Dan Quillen (1940-2011)

Hommage
Publié le 17 mai 2011

Spécialiste de topologie algébrique, décédé il y a quelques semaines, Daniel Quillen a laissé une œuvre mathématique importante et d’une extrême élégance. Pour les lecteurs d’Images des mathématiques, nous évoquons ici quelques traits de sa personnalité.

Dan Quillen nous a quittés le 30 avril 2011, il avait 70 ans. Il y a plusieurs années les premiers symptômes de la maladie d’Alzheimer firent leur apparition, le contraignant à arrêter son activité scientifique, puis ses activités musicales avant de l’emporter définitivement.

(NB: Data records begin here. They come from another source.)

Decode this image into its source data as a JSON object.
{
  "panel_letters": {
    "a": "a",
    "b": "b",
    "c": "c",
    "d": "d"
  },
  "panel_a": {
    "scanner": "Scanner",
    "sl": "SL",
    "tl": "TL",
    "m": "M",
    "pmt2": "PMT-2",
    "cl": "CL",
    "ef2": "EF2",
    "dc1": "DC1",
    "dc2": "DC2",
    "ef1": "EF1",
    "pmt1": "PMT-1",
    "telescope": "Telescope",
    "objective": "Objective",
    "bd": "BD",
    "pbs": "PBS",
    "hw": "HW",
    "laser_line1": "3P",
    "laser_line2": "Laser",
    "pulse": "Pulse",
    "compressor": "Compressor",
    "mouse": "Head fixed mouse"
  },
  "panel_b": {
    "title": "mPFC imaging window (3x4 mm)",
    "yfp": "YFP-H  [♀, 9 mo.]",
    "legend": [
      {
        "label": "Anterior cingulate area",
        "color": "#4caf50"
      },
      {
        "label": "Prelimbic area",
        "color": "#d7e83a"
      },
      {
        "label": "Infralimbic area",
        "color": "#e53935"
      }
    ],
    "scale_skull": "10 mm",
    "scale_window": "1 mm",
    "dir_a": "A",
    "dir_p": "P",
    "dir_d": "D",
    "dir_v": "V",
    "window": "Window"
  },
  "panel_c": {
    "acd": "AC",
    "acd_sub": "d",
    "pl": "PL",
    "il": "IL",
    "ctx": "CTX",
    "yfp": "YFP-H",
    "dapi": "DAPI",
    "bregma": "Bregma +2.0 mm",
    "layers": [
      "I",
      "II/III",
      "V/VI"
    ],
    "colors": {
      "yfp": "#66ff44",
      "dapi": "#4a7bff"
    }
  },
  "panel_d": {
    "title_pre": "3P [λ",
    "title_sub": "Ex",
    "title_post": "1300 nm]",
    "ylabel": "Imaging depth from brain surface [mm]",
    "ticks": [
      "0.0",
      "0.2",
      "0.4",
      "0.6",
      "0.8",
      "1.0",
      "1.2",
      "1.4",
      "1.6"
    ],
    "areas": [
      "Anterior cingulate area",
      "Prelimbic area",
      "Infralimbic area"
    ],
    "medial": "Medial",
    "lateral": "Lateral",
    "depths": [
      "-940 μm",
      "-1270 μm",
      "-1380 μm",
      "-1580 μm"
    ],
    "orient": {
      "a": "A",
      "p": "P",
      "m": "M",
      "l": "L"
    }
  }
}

Américain, ayant fait des séjours en France, professeur à Oxford en Angleterre, il était spécialiste de topologie algébrique et de K-théorie. Ses travaux ont été distingués par de nombreux prix, dont la Médaille Fields en 1978.

On dit parfois qu’il y a deux sortes de mathématiciens : ceux qui planchent sur des conjectures pointues et ceux qui élaborent de vastes théories. Quillen excella dans les deux registres3Je ne citerai pas ici tous ses travaux, mais pour ce qui est des conjectures il a, entre autres, donné une démonstration simple pour le calcul du groupe de cobordisme, démontré une conjecture d’Adams, répondu positivement à une question de Serre (sur la liberté des modules projectifs de type fini sur un anneau de polynômes). Et, pour ce qui est des théories il est l’architecte de la K-théorie algébrique supérieure, l’algèbre homotopique, la théorie de l’homotopie rationnelle (avec D. Sullivan). .

Ce n’est pas le lieu de décrire l’œuvre mathématique de Quillen. Je renvoie ceux des lecteurs qui sont mathématiciens à un article plus long. Je me contenterai ici d’évoquer sa personnalité.

Discret et souriant. Socialement Quillen était quelqu’un de très discret, peu expansif, même s’il arborait toujours un sourire bienveillant. Je l’ai rencontré pour la première fois à Seattle en 1972. A mon arrivée à l’aéroport, il y avait tout un groupe de mathématiciens américains. Un de mes collègues m’indiqua lequel était Quillen. Ce fut un choc pour moi, car il était déjà dans notre univers un très très grand mathématicien et l’homme qui était là ressemblait à un adolescent, même si ses cheveux étaient déjà poivre et sel.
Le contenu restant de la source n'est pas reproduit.